The homes of unschooling families are typically filled with art supplies, musical instruments, books, games, and many other items that are conducive to learning. Additionally, travel can offer a phenomenal educational experience to anyone. Travelers can gain a tremendous amount of knowledge regarding history, cultures, languages, people, and much more from the destinations that they visit.
So, how to start unschooling? The first step is to ditch the curriculum. Heavily taking into consideration that every child is different, one-size-fits-all curriculums are not what unschooling is about. The goal is to let our children discover things on their own time just as we learn things at all stages of our own lives.
Don’t value one subject or one skill more highly than you would another. Children are very capable of leading the way in their education and they should be the ones doing so. You will be given a new perspective when you see just how capable they actually are.
They choose what interests them and how they want to learn about it. They’re in control of their lives with guidance and support from their parents. They will learn when they’re interested, and when they’re ready to, and sometimes, that means it’s on a different timeline than other students.
The job of an unschooling parent is to get out of the way and to act less as a teacher and, instead, more as a facilitator. You keep track of what the children are interested in, then you provide the resources, opportunities, and the means for them to further pursue that interest.
Let them learn on their own schedule as they wonder through the different interests that take refuge in their young minds. Allow them to be free to learn, and to grow according to their individual personalities, learning styles, and the interests that are unique to them. Parents have to trust that the child knows what they’re doing and that they know how to, or that they will figure out how to do it.
Children may not be as large as you are, however, they can most definitely be as smart as you are. It’s much easier said than done, but the parent has to trust that the student will learn everything that they need to from each subject. It’s sometimes difficult for a parent to see the progress that’s being made because unlike watching the progress of a lawn being mowed or a wall being painted, it can be more like watching a garden grow or a pot boil. No matter how closely you watch either, you can’t always see what’s happening, but you know something’s going on. Then, after a little bit of time, we can see that a lot has actually happened, quietly and naturally.

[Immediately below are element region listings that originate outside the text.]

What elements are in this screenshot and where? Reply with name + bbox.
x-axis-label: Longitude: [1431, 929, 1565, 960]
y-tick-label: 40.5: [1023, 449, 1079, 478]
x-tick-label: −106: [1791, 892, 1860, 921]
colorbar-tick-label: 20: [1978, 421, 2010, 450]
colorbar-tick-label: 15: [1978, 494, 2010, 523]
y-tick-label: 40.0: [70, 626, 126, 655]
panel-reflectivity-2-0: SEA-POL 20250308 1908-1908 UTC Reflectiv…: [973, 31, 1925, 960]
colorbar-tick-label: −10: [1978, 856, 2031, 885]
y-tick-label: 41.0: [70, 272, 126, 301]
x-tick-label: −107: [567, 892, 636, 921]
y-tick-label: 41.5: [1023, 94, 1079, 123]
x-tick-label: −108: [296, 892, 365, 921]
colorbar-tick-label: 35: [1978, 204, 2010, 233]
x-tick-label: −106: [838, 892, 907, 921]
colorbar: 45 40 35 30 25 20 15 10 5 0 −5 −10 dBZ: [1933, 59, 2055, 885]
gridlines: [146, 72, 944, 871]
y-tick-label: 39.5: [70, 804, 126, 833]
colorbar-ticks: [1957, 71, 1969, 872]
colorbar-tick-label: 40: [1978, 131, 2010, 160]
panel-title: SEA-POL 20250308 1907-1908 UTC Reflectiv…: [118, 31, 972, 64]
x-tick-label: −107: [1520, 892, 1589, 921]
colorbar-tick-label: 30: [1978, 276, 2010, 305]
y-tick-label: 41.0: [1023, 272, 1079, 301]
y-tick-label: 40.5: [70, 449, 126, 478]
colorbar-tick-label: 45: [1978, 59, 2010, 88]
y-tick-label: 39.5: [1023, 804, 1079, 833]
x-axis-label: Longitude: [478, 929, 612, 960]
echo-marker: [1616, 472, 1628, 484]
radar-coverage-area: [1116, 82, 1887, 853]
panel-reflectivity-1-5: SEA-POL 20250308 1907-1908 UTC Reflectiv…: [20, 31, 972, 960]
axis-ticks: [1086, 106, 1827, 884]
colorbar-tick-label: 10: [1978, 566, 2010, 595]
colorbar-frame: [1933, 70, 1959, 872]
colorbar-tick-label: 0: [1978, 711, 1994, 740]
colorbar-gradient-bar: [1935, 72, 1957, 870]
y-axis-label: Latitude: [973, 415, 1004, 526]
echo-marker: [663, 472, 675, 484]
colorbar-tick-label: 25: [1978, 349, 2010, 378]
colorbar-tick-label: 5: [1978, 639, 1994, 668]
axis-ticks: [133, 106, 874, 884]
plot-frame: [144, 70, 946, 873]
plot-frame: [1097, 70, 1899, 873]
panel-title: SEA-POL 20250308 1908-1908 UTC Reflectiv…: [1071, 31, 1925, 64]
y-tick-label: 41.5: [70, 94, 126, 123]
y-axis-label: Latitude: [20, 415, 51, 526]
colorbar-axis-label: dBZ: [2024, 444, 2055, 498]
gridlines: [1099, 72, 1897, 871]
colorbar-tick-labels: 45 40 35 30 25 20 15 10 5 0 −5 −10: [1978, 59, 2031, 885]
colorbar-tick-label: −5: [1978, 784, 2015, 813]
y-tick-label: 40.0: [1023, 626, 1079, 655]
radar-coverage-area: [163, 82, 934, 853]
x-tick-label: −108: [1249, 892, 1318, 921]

Children generally learn best when they’re around their parents, furthermore so, when they’re engaged in activities of everyday life. They learn from their environment and from the circumstances surrounding them. Enlist the community. Find mentors who can show them how to learn, build and create what you might not be able to.
When children become interested in a subject, they learn from others in their community, from extended family members, by taking classes in the community, and by participating in extra curriculars that are hosted by the county, or the school district. They find textbooks, websites, educational software or apps to achieve their goals. Through these natural processes children will acquire the knowledge and the skills that they need when they need them.
Unschooling parents don’t ignore the need for vital skills, they simply allow their children to focus on their strengths, while at the same time helping their children discover tools to overcome their weaknesses. Again, unschooling is not a lack in parenting, it’s actually quite the opposite. Since unschooling parents are not relying on a set curriculum, they really have to be both present and attentive in order to pick up on what their children are learning so that they can best support them and guide them along the way.
Unschooling parents are actually highly involved in order to be aware of their child’s progress and they must be able to provide the opportunities and resources necessary whenever the student’s interests and needs change. If you’ve spent your entire life only learning from a teacher, then you might need a teacher for the rest of your life to teach you along the way. Teach a man to fish, right? Comparatively, if you know how to learn, and you know how to teach yourself, you’re more prepared for all that the future might throw at you.